In a movie that focuses on a large number of people, it’s important to make sure the viewer appreciates the hustle and bustle of a busy hotel and the 5.1 surround track does that very well, most of all in the kitchen scenes. Some scenes move slower than others, although the score changes at times to increase urgency at certain moments and keep the story moving. The surround effects, music and dialogue are all pitched at appropriate levels and while this may not be a track that will have your neighbours banging on your wall and asking you to turn it down, it certainly enhances the viewer’s appreciation of the events on screen.
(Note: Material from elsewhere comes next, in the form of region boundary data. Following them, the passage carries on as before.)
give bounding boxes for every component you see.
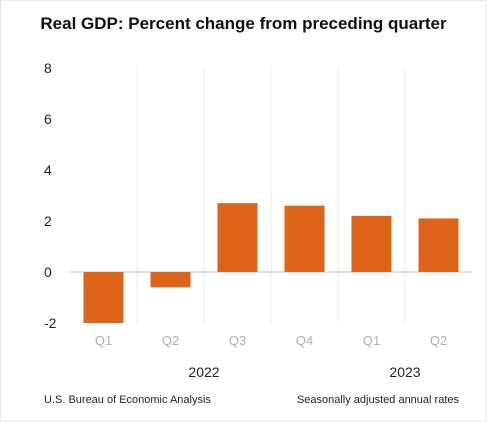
y-tick-label: 6 <box>44 111 52 127</box>
x-tick-label: Q2 <box>162 333 179 348</box>
bar-5 <box>351 215 392 272</box>
y-tick-label: 4 <box>44 162 52 178</box>
bar-4 <box>284 205 325 272</box>
x-tick-label: Q2 <box>430 333 447 348</box>
year-label: 2023 <box>389 364 420 380</box>
chart-title: Real GDP: Percent change from preceding … <box>40 14 447 33</box>
year-label: 2022 <box>188 364 219 380</box>
bar-2 <box>150 272 191 288</box>
y-tick-label: 2 <box>44 213 52 229</box>
bar-3 <box>217 203 258 272</box>
x-tick-label: Q4 <box>296 333 313 348</box>
y-tick-label: -2 <box>44 315 57 331</box>
x-tick-label: Q3 <box>229 333 246 348</box>
source-note: U.S. Bureau of Economic Analysis <box>44 394 211 406</box>
x-tick-label: Q1 <box>363 333 380 348</box>
bar-6 <box>418 218 459 272</box>
bar-1 <box>83 272 124 323</box>
x-tick-label: Q1 <box>95 333 112 348</box>
y-tick-label: 0 <box>44 264 52 280</box>
y-tick-label: 8 <box>44 60 52 76</box>
rates-note: Seasonally adjusted annual rates <box>296 394 459 406</box>
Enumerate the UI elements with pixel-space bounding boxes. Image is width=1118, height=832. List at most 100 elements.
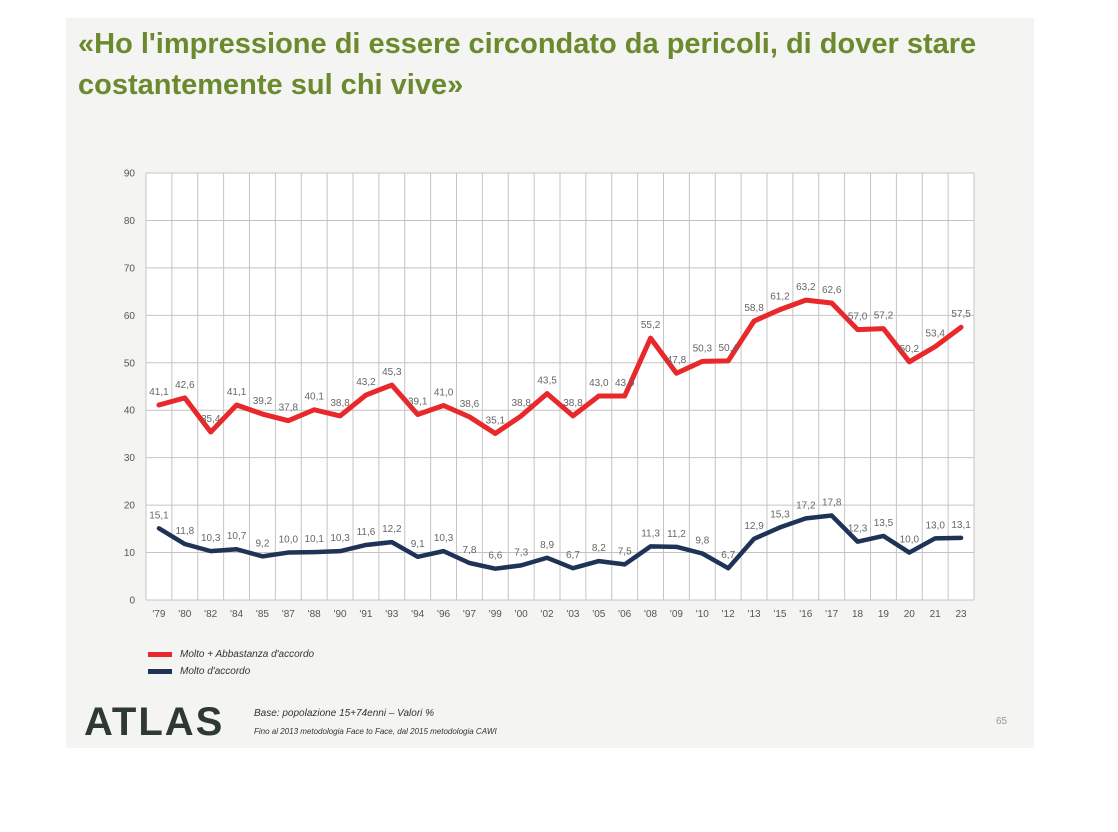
data-label: 10,7 (227, 531, 247, 542)
data-label: 6,7 (721, 550, 735, 561)
y-tick-label: 10 (124, 548, 136, 559)
y-tick-label: 30 (124, 453, 136, 464)
data-label: 38,6 (460, 399, 480, 410)
x-tick-label: 18 (852, 609, 864, 620)
data-label: 11,2 (667, 529, 686, 540)
data-label: 45,3 (382, 367, 402, 378)
x-tick-label: 23 (956, 609, 968, 620)
legend-label-total: Molto + Abbastanza d'accordo (180, 649, 315, 660)
data-label: 41,1 (149, 387, 169, 398)
x-tick-label: '02 (541, 609, 554, 620)
legend-label-molto: Molto d'accordo (180, 666, 251, 677)
slide-title: «Ho l'impressione di essere circondato d… (78, 28, 977, 101)
data-label: 43,0 (615, 378, 635, 389)
data-label: 50,2 (900, 344, 920, 355)
y-tick-label: 90 (124, 169, 136, 180)
x-tick-label: '82 (204, 609, 217, 620)
data-label: 15,1 (149, 510, 169, 521)
x-tick-label: '10 (696, 609, 709, 620)
x-tick-label: '99 (489, 609, 502, 620)
data-label: 61,2 (770, 292, 790, 303)
data-label: 10,0 (900, 535, 920, 546)
data-label: 9,1 (411, 539, 425, 550)
data-label: 10,1 (304, 534, 324, 545)
data-label: 38,8 (511, 398, 531, 409)
data-label: 9,2 (255, 538, 269, 549)
data-label: 35,4 (201, 414, 221, 425)
data-label: 35,1 (486, 415, 506, 426)
data-label: 57,2 (874, 311, 894, 322)
x-tick-label: '05 (592, 609, 605, 620)
x-tick-label: '96 (437, 609, 450, 620)
x-tick-label: '17 (825, 609, 838, 620)
data-label: 43,5 (537, 376, 557, 387)
data-label: 17,8 (822, 498, 842, 509)
x-tick-label: '12 (722, 609, 735, 620)
data-label: 7,3 (514, 547, 528, 558)
method-note: Fino al 2013 metodologia Face to Face, d… (254, 727, 497, 736)
series-line-molto-abbastanza (156, 297, 964, 436)
legend-item-molto: Molto d'accordo (148, 663, 314, 680)
data-label: 57,0 (848, 312, 868, 323)
data-label: 43,2 (356, 377, 376, 388)
data-label: 11,3 (641, 528, 660, 539)
data-label: 38,8 (563, 398, 583, 409)
footnote: Base: popolazione 15+74enni – Valori % F… (254, 705, 497, 741)
x-tick-label: '84 (230, 609, 243, 620)
data-label: 50,3 (693, 343, 713, 354)
legend-swatch-navy (148, 669, 172, 674)
data-label: 42,6 (175, 380, 195, 391)
data-label: 13,1 (951, 520, 971, 531)
data-label: 47,8 (667, 355, 687, 366)
data-label: 62,6 (822, 285, 842, 296)
y-tick-label: 60 (124, 311, 136, 322)
x-tick-label: '16 (799, 609, 812, 620)
x-tick-label: '06 (618, 609, 631, 620)
y-tick-label: 20 (124, 501, 136, 512)
x-tick-label: '09 (670, 609, 683, 620)
data-label: 11,6 (357, 527, 376, 538)
data-label: 12,9 (744, 521, 764, 532)
x-tick-label: '88 (308, 609, 321, 620)
data-label: 6,6 (488, 551, 502, 562)
data-label: 10,3 (434, 533, 454, 544)
page-number: 65 (996, 716, 1008, 727)
data-label: 58,8 (744, 303, 764, 314)
x-tick-label: 19 (878, 609, 890, 620)
x-tick-label: 21 (930, 609, 942, 620)
data-label: 63,2 (796, 282, 816, 293)
data-label: 10,3 (201, 533, 221, 544)
data-label: 12,2 (382, 524, 402, 535)
x-tick-label: '87 (282, 609, 295, 620)
data-label: 41,1 (227, 387, 247, 398)
data-label: 17,2 (796, 500, 816, 511)
data-label: 43,0 (589, 378, 609, 389)
data-label: 7,5 (618, 546, 632, 557)
data-label: 39,2 (253, 396, 273, 407)
data-label: 40,1 (304, 392, 324, 403)
x-tick-label: '93 (385, 609, 398, 620)
x-tick-label: '13 (748, 609, 761, 620)
data-label: 39,1 (408, 396, 428, 407)
x-tick-label: '79 (152, 609, 165, 620)
x-tick-label: '85 (256, 609, 269, 620)
data-label: 55,2 (641, 320, 661, 331)
legend-swatch-red (148, 652, 172, 657)
data-label: 13,0 (925, 520, 945, 531)
data-label: 37,8 (279, 403, 299, 414)
y-tick-label: 50 (124, 358, 136, 369)
x-tick-label: '08 (644, 609, 657, 620)
x-tick-label: '00 (515, 609, 528, 620)
x-tick-label: '97 (463, 609, 476, 620)
y-tick-label: 80 (124, 216, 136, 227)
data-label: 15,3 (770, 509, 790, 520)
data-label: 6,7 (566, 550, 580, 561)
x-tick-label: '03 (566, 609, 579, 620)
x-tick-label: '91 (359, 609, 372, 620)
data-label: 57,5 (951, 309, 971, 320)
legend-item-total: Molto + Abbastanza d'accordo (148, 646, 314, 663)
data-label: 13,5 (874, 518, 894, 529)
base-note: Base: popolazione 15+74enni – Valori % (254, 708, 435, 719)
data-label: 8,9 (540, 540, 554, 551)
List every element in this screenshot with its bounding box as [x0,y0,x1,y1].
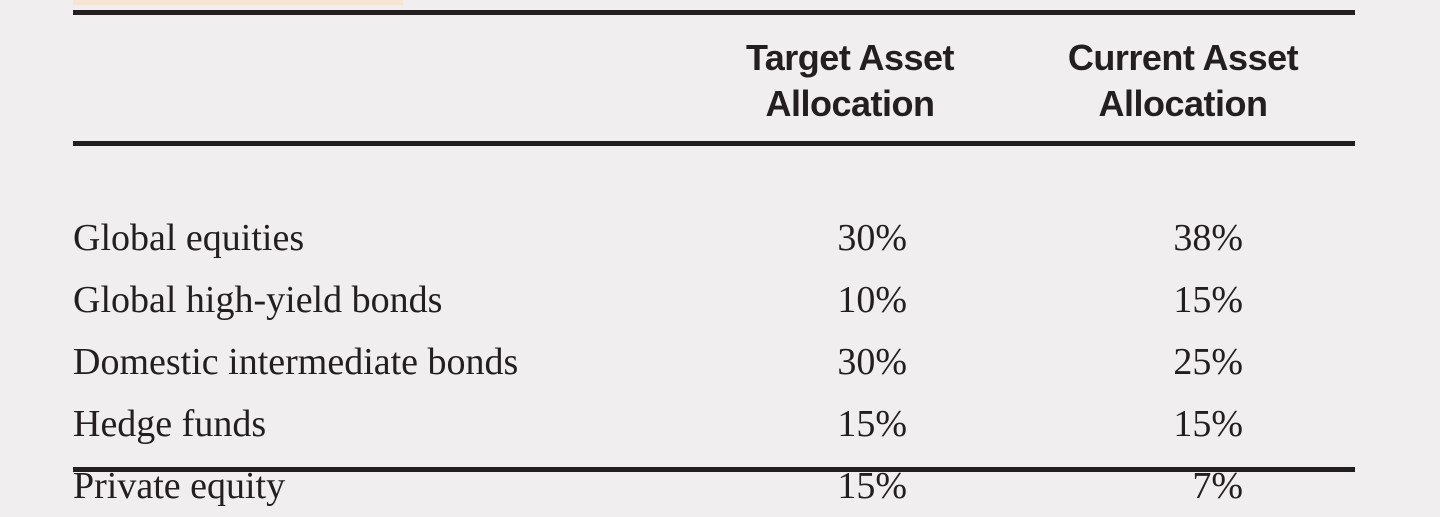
current-value: 7% [1192,465,1243,507]
table-header-rule [73,141,1355,146]
column-header-target-allocation: Target Asset Allocation [745,37,955,124]
current-value: 15% [1173,279,1243,321]
row-label: Global high-yield bonds [73,279,443,321]
table-bottom-rule [73,467,1355,472]
table-row: Hedge funds 15% 15% [73,393,1355,455]
table-row: Domestic intermediate bonds 30% 25% [73,331,1355,393]
row-label: Domestic intermediate bonds [73,341,519,383]
table-row: Global equities 30% 38% [73,207,1355,269]
accent-strip [73,0,403,5]
table-header-row: Target Asset Allocation Current Asset Al… [73,0,1355,141]
filler-cell [1243,393,1355,455]
target-value: 15% [837,465,907,507]
filler-cell [1243,331,1355,393]
current-value: 15% [1173,403,1243,445]
target-value: 30% [837,341,907,383]
target-value: 15% [837,403,907,445]
current-value: 25% [1173,341,1243,383]
table-row: Global high-yield bonds 10% 15% [73,269,1355,331]
target-value: 10% [837,279,907,321]
table-top-rule [73,10,1355,15]
target-value: 30% [837,217,907,259]
asset-allocation-table: Target Asset Allocation Current Asset Al… [73,0,1355,505]
row-label: Global equities [73,217,305,259]
filler-cell [1243,207,1355,269]
table-row: Private equity 15% 7% [73,455,1355,517]
column-header-current-allocation: Current Asset Allocation [1067,37,1299,124]
current-value: 38% [1173,217,1243,259]
row-label: Private equity [73,465,286,507]
table-body: Global equities 30% 38% Global high-yiel… [73,145,1355,517]
filler-cell [1243,455,1355,517]
spacer-row [73,145,1355,207]
row-label: Hedge funds [73,403,267,445]
filler-cell [1243,269,1355,331]
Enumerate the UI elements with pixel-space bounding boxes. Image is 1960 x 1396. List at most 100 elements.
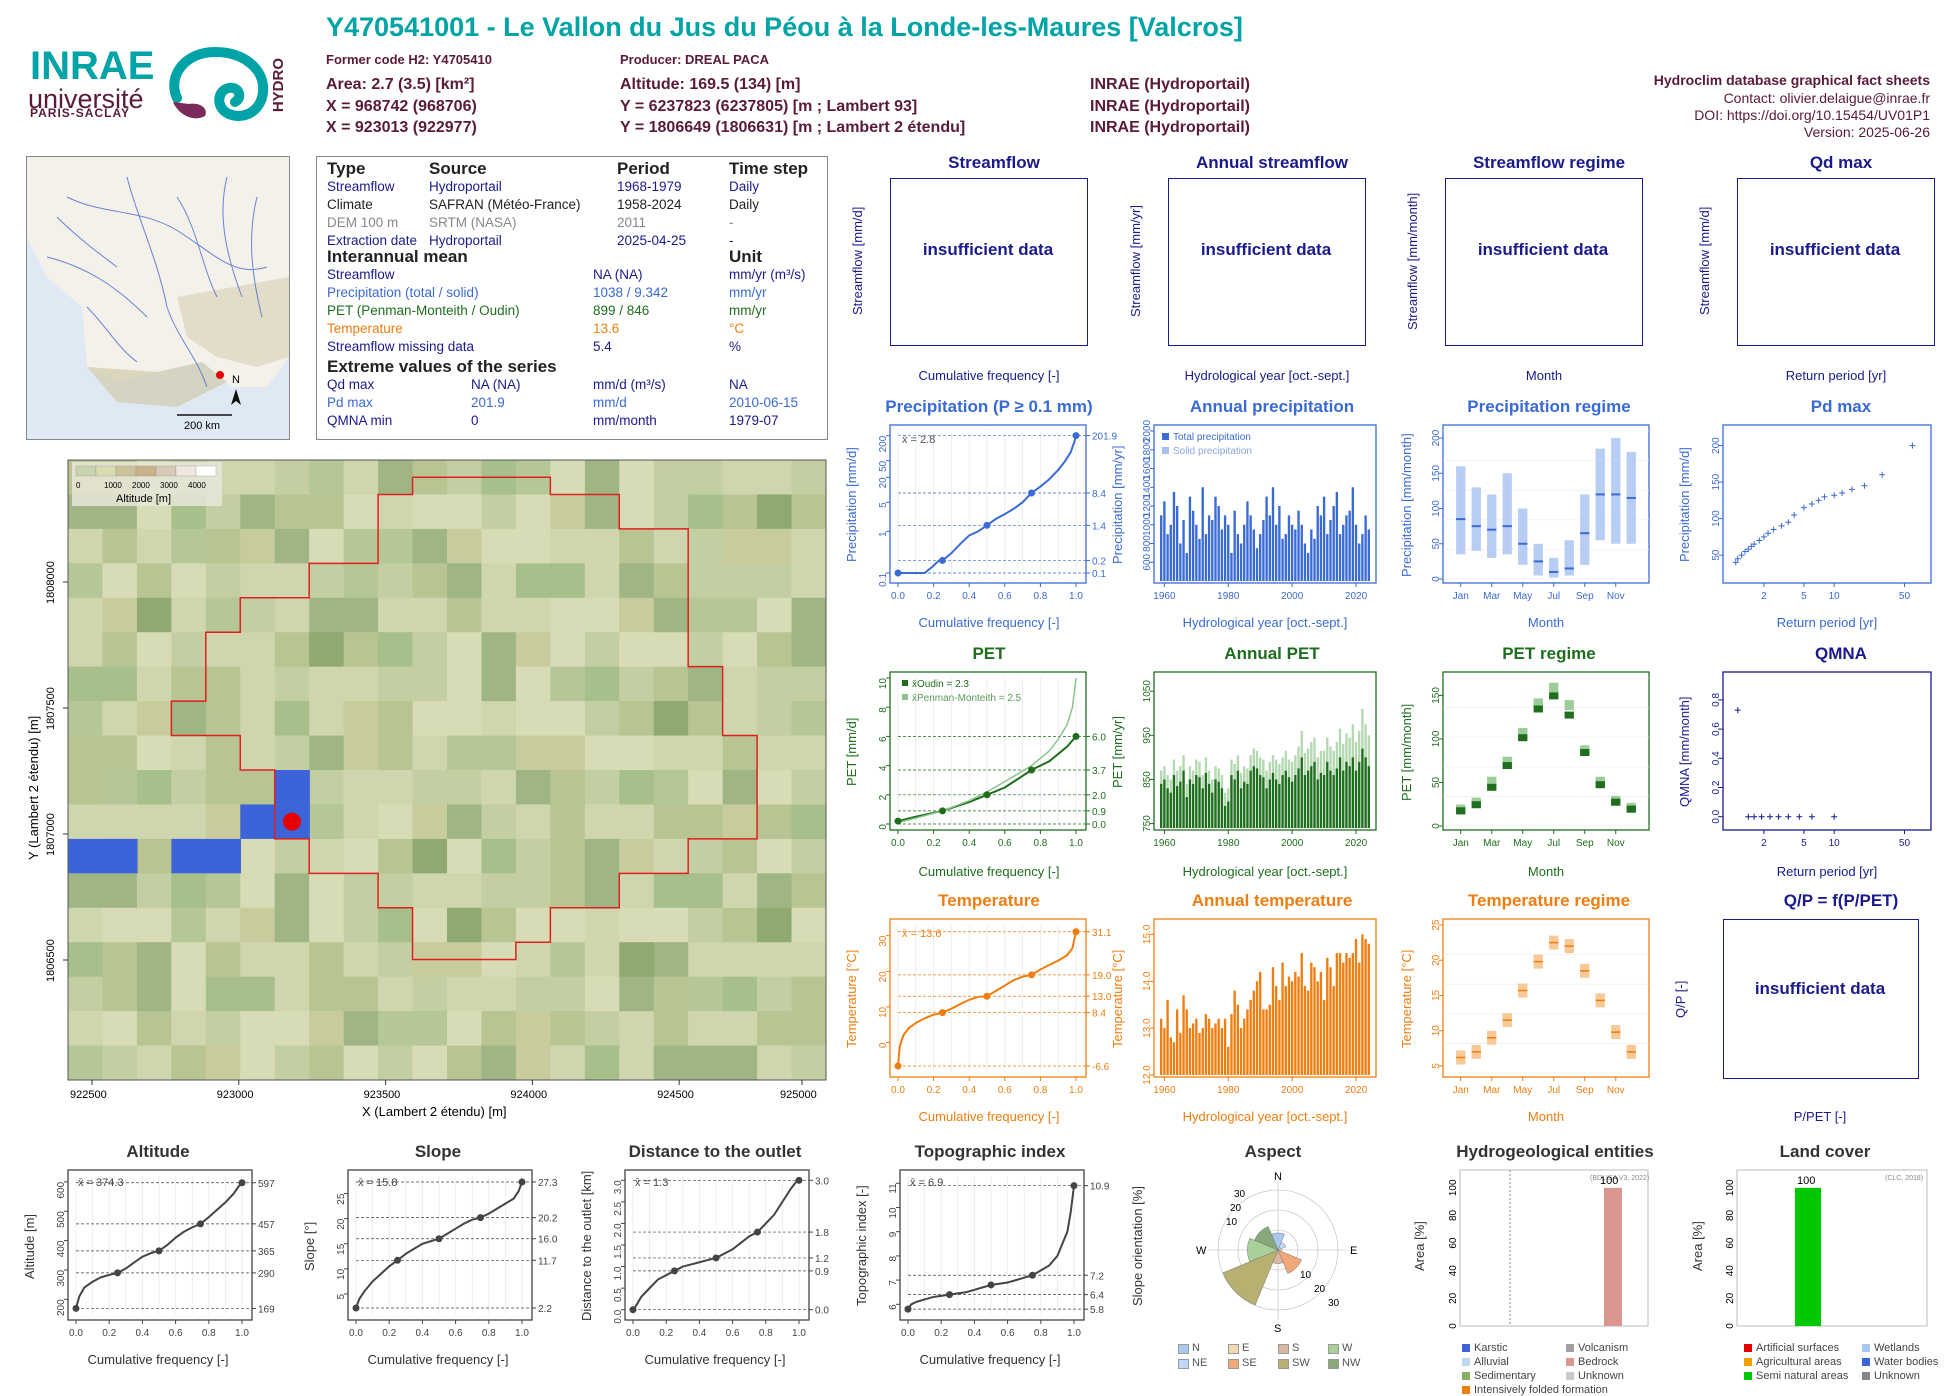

The disc opens with skippable trailers for Hannibal Rising, The Illusionist and The Painted Veil. The theatrical trailer for Bobby is also included and there are two featurettes available. The first is a standard ‘Making of’ that includes all the expected interviews and behind-the-scenes footage but goes into decent detail about Estevez’s motivation for making the movie and he recounts a great anecdote about how he overcame writer’s block. The second featurette shows a panel of eyewitnesses from the Ambassador Hotel and they recount their views on Robert Kennedy and their memories of his assassination.



For those who are willing to put their disbelief on hold for a couple of hours, there’s a lot to enjoy in Bobby. It’s a well-written and inventive movie acted out by a dream Hollywood cast and offers as much entertainment as political sentiment. The extra features are slight but do complement the movie well and enhance the viewing experience by drawing attention to the intricacies of the work that has gone into creating a fictional account of a real historical event.